In a blender, combine all of the ingredients and pulse for 10 seconds. Place the crepe batter in the refrigerator for 1 hour. This allows the bubbles to subside so the crepes will be less likely to tear during cooking. The batter will keep for up to 48 hours.

Heat a small non-stick pan. Add butter to coat. Pour 1 ounce of batter into the center of the pan and swirl to spread evenly. Cook for 30 seconds and flip. Cook for another 10 seconds and remove to the cutting board. Lay them out flat so they can cool. Continue until all batter is gone. After they have cooled you can stack them and store in sealable plastic bags in the refrigerator for several days or in the freezer for up to two months. When using frozen crepes, thaw on a rack before gently peeling apart.

*Sweet Variation Add 21/2 tablespoons sugar, 1 teaspoon vanilla extract and 2 tablespoons of your favorite liqueur to the egg mixture.

As a filling I would love to be able to use cream cheese and jam, but I can't. So I used some of my homemade yogurt that I made with lactose free milk, so I can eat it. Then I made a sauce with blackberries. I put about 1/2 pint of black berries in a small sauce pan with a 1/2 cup of sugar and enough water to come 1/2 way up the berries, then boiled the lot for about 20 minutes, until a syrup formed. Needless to say it was amazing. After cooking the crepe batter I put about 1 tablespoon yogurt down the center of the crepe with 2 teaspoons of the blackberry sauce and then I folded it and repeated until I had enough for my niece and I. I then topped them with more berry syrup.

It was amazing, I plan to eat more tomorrow. If you want to know how to make your own yogurt I suggest Youtube.com, it was very helpful.

Friday, December 4, 2009

Tofu Pumpkin Pie

Ingredients (use vegan versions):

1 (16-ounce) can pureed pumpkin
3/4 cup sugar or sucanat (or 1/2 cup maple syrup)
1/2 teaspoon salt
1 teaspoon ground cinnamon
1/2 teaspoon ground ginger
1/4 teaspoon ground cloves
1 teaspoon ground allspice, optional
1/2 teaspoon ground nutmeg, optional
2-3 tablespoons cornstarch to firm up the pie filling
1 package (10-12 ounces) silken/soft tofu
1 9-in unbaked vegan pie shell

Directions:

Preheat oven to 425 F. Blend the pumpkin and sugar.
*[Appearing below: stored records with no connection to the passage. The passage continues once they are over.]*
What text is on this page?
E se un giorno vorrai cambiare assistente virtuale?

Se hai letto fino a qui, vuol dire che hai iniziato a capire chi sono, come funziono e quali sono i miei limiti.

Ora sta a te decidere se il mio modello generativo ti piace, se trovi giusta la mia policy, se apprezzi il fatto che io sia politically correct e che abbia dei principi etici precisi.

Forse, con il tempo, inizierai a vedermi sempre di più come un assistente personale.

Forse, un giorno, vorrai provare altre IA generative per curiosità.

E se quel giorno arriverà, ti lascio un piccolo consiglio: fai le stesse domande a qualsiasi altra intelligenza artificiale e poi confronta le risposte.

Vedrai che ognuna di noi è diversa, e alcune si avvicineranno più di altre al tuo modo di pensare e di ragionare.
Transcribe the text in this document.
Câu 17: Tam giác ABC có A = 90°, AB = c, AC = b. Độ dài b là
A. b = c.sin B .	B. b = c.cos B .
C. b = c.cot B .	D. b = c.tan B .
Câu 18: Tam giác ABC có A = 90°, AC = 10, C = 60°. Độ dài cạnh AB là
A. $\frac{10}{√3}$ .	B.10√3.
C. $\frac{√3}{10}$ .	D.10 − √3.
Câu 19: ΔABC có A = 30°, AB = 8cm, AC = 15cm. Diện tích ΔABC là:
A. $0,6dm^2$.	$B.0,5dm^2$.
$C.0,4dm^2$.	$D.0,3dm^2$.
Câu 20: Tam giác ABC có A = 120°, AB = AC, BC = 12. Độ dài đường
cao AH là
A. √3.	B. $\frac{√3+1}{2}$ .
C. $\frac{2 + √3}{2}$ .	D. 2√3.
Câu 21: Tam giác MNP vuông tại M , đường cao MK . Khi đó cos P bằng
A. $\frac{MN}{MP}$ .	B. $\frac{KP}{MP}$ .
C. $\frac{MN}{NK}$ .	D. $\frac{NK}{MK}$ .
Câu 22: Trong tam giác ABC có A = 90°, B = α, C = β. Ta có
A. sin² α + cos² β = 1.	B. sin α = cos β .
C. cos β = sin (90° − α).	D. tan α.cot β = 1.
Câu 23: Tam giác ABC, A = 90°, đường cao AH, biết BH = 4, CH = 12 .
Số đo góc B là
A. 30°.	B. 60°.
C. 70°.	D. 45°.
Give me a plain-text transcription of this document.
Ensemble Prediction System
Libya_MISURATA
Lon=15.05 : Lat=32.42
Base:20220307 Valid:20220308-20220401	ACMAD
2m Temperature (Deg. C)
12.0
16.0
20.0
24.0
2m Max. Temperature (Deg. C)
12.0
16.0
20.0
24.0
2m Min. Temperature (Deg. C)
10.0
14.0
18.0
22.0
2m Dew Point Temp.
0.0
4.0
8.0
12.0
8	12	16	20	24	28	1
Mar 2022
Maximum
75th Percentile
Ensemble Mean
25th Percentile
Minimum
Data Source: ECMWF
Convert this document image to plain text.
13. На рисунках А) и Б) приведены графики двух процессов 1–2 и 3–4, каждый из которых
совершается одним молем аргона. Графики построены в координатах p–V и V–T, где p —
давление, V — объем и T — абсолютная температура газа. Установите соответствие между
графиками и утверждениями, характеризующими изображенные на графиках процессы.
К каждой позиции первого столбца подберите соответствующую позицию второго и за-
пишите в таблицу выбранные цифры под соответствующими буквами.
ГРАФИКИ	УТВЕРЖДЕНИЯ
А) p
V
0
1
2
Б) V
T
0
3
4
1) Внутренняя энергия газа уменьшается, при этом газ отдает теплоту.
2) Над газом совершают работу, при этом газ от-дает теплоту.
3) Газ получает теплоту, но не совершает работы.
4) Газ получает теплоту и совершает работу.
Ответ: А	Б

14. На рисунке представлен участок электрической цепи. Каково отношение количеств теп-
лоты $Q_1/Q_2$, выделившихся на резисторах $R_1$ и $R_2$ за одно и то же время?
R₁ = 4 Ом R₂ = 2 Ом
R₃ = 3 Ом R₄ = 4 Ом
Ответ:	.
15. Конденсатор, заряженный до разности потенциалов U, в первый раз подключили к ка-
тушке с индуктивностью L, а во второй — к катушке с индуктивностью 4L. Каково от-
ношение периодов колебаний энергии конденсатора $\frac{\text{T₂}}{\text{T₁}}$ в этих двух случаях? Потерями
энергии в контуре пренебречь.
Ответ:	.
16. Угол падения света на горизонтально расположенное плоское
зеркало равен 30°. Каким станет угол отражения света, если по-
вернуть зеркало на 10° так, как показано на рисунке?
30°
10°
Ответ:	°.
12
Add salt, spices, cornstarch and tofu, mix thoroughly. Pour mixture into pie shell and bake for 15 minutes. Lower heat to 350 F and bake for another 60 minutes. Chill and serve. Don't use the low fat tofu, then the pie tastes like it was made with tofu. This pie is soooo yummy, it will fool almost anyone. I made it last Thanksgiving for my whole family, I am the only one, and everyone asked for seconds. They begged me to make another one for Christmas dinner. Top with non dairy topping and it will fool any pumpkin pie lover.

Makes: 8 servings, Preparation time: about 1 hour + chilling time, Cooking time: 1 hour 15 minutes

I got this recipe from Vegweb.com its was amazing! I made this for Thanksgiving and instead of making one big pie I put the filling into those appetizer filo dough shells you get in the freezer section. There were two other pumpkin pies made with the typical evaporated milk and eggs, and there were left overs of their typical pies and mine were all gone. Thats how you know they are good.